Back up .env. You'll need it if you have to roll back, and you shouldn't be editing it in place anyway.

Pull the new code.

cd /opt/fabrik
git fetch --tags
git checkout v1.2.0   # or whatever the target version is

Diff .env.example against your .env.

diff <(grep -oE '^[A-Z_]+' .env.example | sort -u) \
     <(grep -oE '^[A-Z_]+' .env | sort -u)

Add any new keys the release introduced. Release notes call these out.

Rebuild and restart.

docker compose -f docker-compose.yml -f docker-compose.prod.yml \
  up -d --build

Compose rebuilds only what changed. Downtime is usually under a minute — backend restarts, migrations apply, Celery reconnects.

Verify. Check docker compose ps — every service should be healthy. Hit /api/health/ and log in. Run a saved query. Check scheduled tasks list.

Rollback

If the upgrade breaks something you can't live with:

# Stop the new stack
docker compose down

# Restore Postgres from the pre-upgrade backup
gunzip -c /backup/fabrik-pre-upgrade.sql.gz \
  | docker compose exec -T postgres psql -U fabrik -d fabrik

# Restore the old code
git checkout <previous-tag>

# Start the old stack
docker compose -f docker-compose.yml -f docker-compose.prod.yml up -d

If the new version applied migrations that the old code doesn't understand, restoring Postgres to the pre-upgrade state is the only safe path — don't try to downgrade Django against a migrated database.

Rotating secrets

DJANGO_SECRET_KEY

Safe to rotate. Invalidates all active sessions and JWTs — users need to log in again.

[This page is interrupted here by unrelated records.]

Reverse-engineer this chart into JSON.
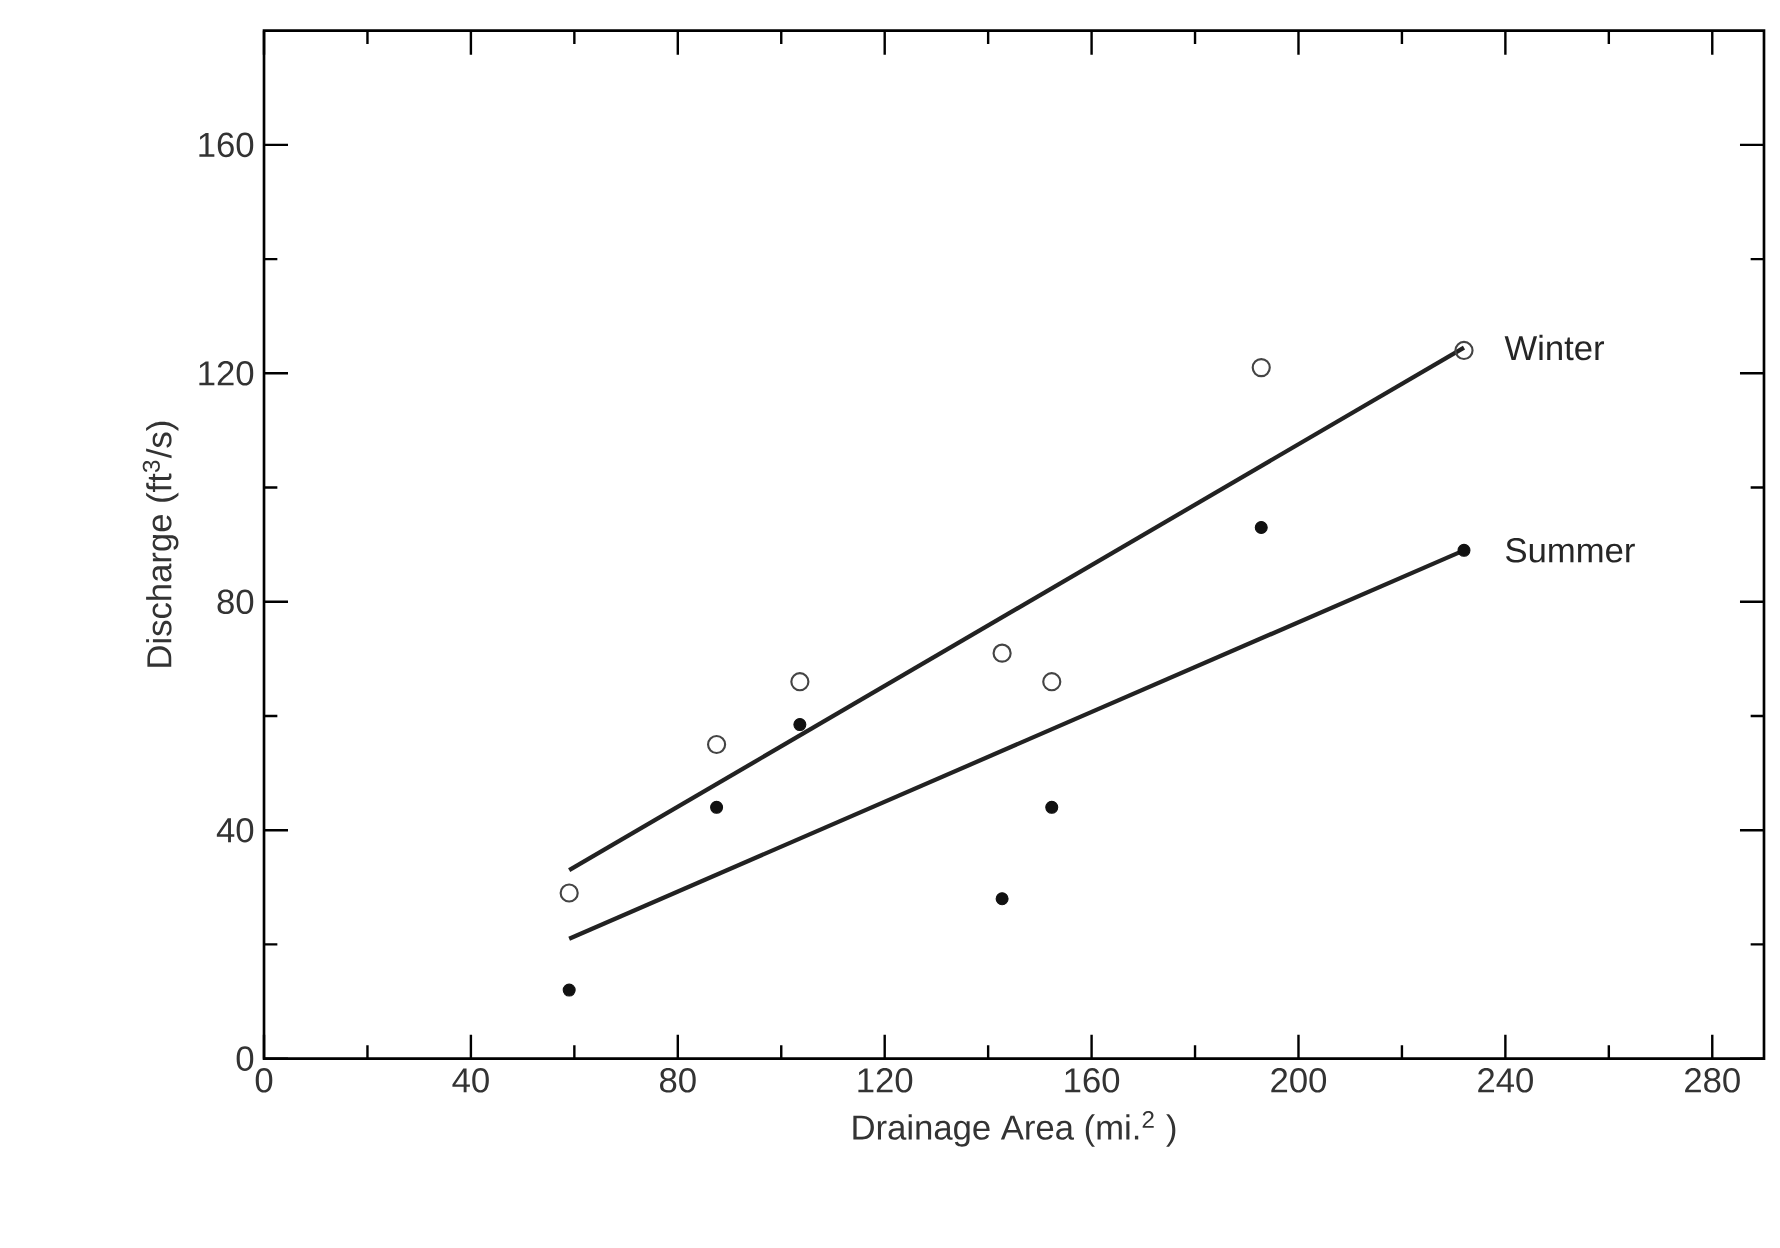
{
  "chart_data": {
    "type": "scatter",
    "xlabel": "Drainage Area (mi.$^{2}$ )",
    "ylabel": "Discharge (ft$^{3}$/s)",
    "xlim": [
      0,
      290
    ],
    "ylim": [
      0,
      180
    ],
    "xticks": [
      0,
      40,
      80,
      120,
      160,
      200,
      240,
      280
    ],
    "yticks": [
      0,
      40,
      80,
      120,
      160
    ],
    "grid": false,
    "marker": "circle",
    "series": [
      {
        "color": "#444444",
        "x": [
          59,
          87.5,
          103.6,
          142.7,
          152.3,
          192.8,
          232
        ],
        "values": [
          29,
          55,
          66,
          71,
          66,
          121,
          124
        ]
      },
      {
        "color": "#111111",
        "x": [
          59,
          87.5,
          103.6,
          142.7,
          152.3,
          192.8,
          232
        ],
        "values": [
          12,
          44,
          58.5,
          28,
          44,
          93,
          89
        ]
      },
      {
        "type": "line",
        "name": "Winter",
        "color": "#222222",
        "x": [
          59,
          232
        ],
        "values": [
          33,
          124.5
        ],
        "line_style": "solid",
        "marker": "none"
      },
      {
        "type": "line",
        "name": "Summer",
        "color": "#222222",
        "x": [
          59,
          232
        ],
        "values": [
          21,
          89
        ],
        "line_style": "solid",
        "marker": "none"
      }
    ]
  }
}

No data loss.

# Generate new
python -c "from django.core.management.utils import get_random_secret_key; print(get_random_secret_key())"

# Update .env, restart backend + workers + beat + consumers
docker compose restart backend celery-worker celery-beat \
  event-consumer-job event-consumer-workflow event-consumer-output

ENCRYPTION_KEY

Not safe to rotate in place. Every encrypted credential in Postgres was encrypted with the old key. To rotate:

  1. Go to Settings → Integrations and note every APIC connection, AWX connection, and AI provider key.
  2. Delete them from Fabrik (the credentials, not the users/groups).
  3. Take a fresh Postgres backup (sanity).
  4. Update ENCRYPTION_KEY in .env.
  5. Restart backend, workers, beat, and consumers.
  6. Re-enter every credential you noted in step 1.

There is no tooling for in-place key rotation. Rotate only when you have reason to (suspected leak), not on a schedule.

Database passwords

Postgres, Neo4j, and RabbitMQ passwords can be rotated with a slightly longer dance: stop dependent services, change the password inside the database container, update .env, restart everything. Test against a staging environment first — Neo4j in particular can be stubborn if the password doesn't match its stored state.

Volume migration

Named volumes (e.g. fabrik_postgres_data) are host-local. Moving Fabrik to a new host means moving the volumes with it:

# On the old host
docker run --rm -v fabrik_postgres_data:/data -v $(pwd):/backup alpine \
  tar czf /backup/postgres_data.tar.gz -C /data .

# On the new host, after docker compose up has created the volume
docker run --rm -v fabrik_postgres_data:/data -v /transfer:/backup alpine \
  tar xzf /backup/postgres_data.tar.gz -C /data

Stop the stack on both ends during the copy. Repeat for fabrik_neo4j_data and fabrik_rabbitmq_data. Don't bother with Redis — rebuilds itself.

What to monitor

Minimum monitoring for a production install:

  • Disk usage on the host — Postgres and audit logs grow.
  • /api/health/ returning 200 at one-minute intervals.
  • Container restart count. If something is flapping, the restart count climbs. docker events streams them.
  • Celery queue depth. Watch the RabbitMQ management UI (for AWX events) and Redis LLEN celery (for tasks). Persistent backlog means add workers.
  • Scheduled task success rate. Settings → Scheduled Tasks shows the failure streak per task — surface it in your own dashboards if you care.

Fabrik doesn't ship a Prometheus exporter. If you want one, that's a reasonable contribution — Django has django-prometheus and Celery has celery-exporter.